See this paper (PDF), page 54, for one study that did this type of analysis, the only such that I'm currently aware of.

If you're interested, you might want to graph the numerical results found there: you'll find that they totally fail to match up with the standard exponential curve.

And, again, it's worth thinking about this for a moment to think about the processes that generate the data: you generally don't know that a bug has been introduced at the moment it's introduced (otherwise you'd fix it straightaway), so there is a lot of opportunity for measurement bias there.

Similarly you don't always know how much a bug has cost, because there are many activities that make up the economic cost of defects: lost customers, support calls, figuring out the bug, figuring out the fix, changing the code, documenting things, training developers to avoid the bug in future... Which of these you coun't and don't count is rarely reported in the literature.

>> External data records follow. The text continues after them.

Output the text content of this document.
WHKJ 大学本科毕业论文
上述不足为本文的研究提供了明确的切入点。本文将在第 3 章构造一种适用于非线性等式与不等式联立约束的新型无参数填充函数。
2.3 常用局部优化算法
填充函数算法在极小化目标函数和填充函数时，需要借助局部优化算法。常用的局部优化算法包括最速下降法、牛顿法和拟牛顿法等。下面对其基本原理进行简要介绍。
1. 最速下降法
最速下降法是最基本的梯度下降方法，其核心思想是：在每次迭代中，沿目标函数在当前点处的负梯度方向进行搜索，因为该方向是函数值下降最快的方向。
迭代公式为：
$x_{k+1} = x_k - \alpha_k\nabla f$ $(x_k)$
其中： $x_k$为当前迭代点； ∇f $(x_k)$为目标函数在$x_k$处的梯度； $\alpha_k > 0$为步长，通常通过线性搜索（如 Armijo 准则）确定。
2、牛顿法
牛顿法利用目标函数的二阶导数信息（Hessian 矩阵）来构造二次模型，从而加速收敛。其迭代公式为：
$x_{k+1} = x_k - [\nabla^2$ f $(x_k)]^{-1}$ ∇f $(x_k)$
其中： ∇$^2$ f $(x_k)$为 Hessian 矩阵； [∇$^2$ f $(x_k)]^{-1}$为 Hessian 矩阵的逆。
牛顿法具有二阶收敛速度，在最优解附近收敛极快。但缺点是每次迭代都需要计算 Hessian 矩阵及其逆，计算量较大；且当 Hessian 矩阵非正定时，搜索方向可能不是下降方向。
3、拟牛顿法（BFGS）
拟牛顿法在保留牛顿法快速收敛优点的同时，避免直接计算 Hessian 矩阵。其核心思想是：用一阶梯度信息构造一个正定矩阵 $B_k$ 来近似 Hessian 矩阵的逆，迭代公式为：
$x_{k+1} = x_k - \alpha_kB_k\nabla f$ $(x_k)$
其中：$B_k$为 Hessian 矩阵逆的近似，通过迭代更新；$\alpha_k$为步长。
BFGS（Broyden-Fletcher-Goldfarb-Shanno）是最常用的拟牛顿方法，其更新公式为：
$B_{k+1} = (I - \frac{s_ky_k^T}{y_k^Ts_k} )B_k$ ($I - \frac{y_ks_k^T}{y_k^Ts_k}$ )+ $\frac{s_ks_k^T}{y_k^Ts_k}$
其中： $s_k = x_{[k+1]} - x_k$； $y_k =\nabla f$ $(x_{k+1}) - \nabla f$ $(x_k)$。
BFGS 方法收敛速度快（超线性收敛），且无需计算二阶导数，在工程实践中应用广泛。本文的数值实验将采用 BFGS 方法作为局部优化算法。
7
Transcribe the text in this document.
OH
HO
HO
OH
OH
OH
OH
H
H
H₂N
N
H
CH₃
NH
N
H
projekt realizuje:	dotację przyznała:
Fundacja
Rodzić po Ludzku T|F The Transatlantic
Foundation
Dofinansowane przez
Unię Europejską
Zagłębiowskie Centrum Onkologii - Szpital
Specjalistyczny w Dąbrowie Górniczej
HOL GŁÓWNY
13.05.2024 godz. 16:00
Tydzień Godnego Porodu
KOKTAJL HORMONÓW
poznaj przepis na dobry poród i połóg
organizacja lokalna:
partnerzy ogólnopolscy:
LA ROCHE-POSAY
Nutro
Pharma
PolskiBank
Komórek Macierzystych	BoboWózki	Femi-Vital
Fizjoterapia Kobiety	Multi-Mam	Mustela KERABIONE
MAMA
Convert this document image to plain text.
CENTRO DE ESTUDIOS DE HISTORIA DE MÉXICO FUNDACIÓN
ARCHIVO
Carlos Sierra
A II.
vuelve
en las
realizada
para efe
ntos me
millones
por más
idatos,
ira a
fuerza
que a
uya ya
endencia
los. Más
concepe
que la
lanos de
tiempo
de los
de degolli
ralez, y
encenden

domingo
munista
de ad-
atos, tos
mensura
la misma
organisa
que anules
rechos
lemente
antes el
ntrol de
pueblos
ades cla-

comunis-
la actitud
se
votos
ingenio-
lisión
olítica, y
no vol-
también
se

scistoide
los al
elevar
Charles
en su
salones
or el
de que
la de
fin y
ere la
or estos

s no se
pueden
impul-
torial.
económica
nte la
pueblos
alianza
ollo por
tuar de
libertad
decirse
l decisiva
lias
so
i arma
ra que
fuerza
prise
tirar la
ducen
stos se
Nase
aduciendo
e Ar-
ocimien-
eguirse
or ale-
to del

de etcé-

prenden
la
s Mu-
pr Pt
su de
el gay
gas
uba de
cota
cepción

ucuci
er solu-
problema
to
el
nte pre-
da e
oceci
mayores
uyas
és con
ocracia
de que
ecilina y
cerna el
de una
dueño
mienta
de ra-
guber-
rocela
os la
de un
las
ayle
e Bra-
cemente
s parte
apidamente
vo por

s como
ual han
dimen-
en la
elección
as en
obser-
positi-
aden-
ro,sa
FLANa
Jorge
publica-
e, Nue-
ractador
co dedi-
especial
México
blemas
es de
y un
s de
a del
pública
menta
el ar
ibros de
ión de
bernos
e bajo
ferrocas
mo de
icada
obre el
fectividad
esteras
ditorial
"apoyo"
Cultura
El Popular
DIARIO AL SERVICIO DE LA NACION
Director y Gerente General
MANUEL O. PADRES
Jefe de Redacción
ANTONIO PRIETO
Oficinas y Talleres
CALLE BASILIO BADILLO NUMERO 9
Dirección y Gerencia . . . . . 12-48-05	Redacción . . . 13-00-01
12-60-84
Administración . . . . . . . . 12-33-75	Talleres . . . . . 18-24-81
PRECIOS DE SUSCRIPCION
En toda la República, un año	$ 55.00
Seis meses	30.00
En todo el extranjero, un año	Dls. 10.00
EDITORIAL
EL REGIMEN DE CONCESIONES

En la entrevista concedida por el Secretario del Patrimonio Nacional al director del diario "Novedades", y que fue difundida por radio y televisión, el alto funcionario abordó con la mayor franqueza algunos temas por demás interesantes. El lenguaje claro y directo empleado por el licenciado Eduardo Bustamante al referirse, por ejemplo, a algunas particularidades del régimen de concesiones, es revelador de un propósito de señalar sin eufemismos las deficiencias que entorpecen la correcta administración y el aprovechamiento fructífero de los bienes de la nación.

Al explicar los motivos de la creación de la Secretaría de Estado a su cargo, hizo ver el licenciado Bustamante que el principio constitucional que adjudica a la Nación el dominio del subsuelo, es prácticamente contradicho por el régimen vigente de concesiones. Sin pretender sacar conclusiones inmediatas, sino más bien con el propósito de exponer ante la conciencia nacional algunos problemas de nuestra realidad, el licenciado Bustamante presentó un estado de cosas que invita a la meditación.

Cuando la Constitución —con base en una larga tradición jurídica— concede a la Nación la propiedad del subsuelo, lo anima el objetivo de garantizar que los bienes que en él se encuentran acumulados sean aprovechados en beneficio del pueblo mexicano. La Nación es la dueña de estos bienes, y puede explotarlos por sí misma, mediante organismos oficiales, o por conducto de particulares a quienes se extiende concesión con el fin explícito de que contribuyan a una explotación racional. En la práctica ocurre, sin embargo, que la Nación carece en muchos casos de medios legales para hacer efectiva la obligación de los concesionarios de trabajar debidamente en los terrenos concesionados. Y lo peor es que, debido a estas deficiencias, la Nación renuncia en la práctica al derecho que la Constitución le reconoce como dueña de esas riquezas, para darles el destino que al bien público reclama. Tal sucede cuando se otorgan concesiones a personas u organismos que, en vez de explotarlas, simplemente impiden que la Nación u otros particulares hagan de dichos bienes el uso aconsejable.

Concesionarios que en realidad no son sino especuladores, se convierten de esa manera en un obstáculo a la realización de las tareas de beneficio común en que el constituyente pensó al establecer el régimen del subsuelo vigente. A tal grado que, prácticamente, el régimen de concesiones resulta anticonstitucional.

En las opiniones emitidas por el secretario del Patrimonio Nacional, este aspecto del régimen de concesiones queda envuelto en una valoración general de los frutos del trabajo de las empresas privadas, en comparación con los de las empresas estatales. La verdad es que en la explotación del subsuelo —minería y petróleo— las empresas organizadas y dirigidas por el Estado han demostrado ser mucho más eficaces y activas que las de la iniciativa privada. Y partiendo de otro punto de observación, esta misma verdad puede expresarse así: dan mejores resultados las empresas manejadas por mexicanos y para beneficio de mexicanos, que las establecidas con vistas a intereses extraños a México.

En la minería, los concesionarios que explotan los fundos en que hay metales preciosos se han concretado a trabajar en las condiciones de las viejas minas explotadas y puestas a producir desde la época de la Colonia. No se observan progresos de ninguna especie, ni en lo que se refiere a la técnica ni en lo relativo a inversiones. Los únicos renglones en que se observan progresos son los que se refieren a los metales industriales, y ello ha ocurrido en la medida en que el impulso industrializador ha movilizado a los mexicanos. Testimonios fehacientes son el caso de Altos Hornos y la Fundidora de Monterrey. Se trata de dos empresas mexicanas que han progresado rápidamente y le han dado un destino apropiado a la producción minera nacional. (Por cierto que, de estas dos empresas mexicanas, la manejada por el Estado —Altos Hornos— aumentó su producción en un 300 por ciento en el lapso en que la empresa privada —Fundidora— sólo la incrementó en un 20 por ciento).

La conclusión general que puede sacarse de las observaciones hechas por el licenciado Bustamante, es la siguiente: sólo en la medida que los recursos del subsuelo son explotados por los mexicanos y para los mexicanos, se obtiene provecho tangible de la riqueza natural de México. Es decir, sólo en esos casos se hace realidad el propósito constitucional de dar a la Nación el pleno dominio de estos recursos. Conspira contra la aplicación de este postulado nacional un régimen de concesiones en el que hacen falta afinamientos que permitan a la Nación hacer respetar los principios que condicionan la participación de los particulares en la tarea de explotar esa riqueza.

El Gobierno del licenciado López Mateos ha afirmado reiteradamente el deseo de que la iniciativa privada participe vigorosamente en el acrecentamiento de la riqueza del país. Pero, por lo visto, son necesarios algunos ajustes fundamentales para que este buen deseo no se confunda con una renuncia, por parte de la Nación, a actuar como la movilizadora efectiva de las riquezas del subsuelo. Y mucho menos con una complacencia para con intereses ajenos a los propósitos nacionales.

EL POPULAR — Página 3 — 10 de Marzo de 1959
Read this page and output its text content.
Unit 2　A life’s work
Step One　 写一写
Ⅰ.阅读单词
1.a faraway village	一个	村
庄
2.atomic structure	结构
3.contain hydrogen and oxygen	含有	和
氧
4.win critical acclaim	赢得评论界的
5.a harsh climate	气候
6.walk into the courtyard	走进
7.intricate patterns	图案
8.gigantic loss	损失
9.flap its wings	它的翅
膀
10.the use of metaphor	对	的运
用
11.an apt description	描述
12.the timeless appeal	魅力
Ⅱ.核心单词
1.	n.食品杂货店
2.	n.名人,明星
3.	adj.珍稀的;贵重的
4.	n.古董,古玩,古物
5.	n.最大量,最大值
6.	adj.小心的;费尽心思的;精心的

It's not even clear that you can always tell unambiguously what counts as a "bug". The language in the industry is woefully imprecise.

Comment author: mfb 06 February 2012 08:06:22PM 2 points [-]

Thanks for the link. The table shows another problem: Bugs introduced in different phases are different. How do you compare "1 bug" in the preliminary design with "1 bug" of the style "if(a=b)"? Plotting a column as graph can be interesting (which was done in the original paper?), plotting a row looks nearly pointless.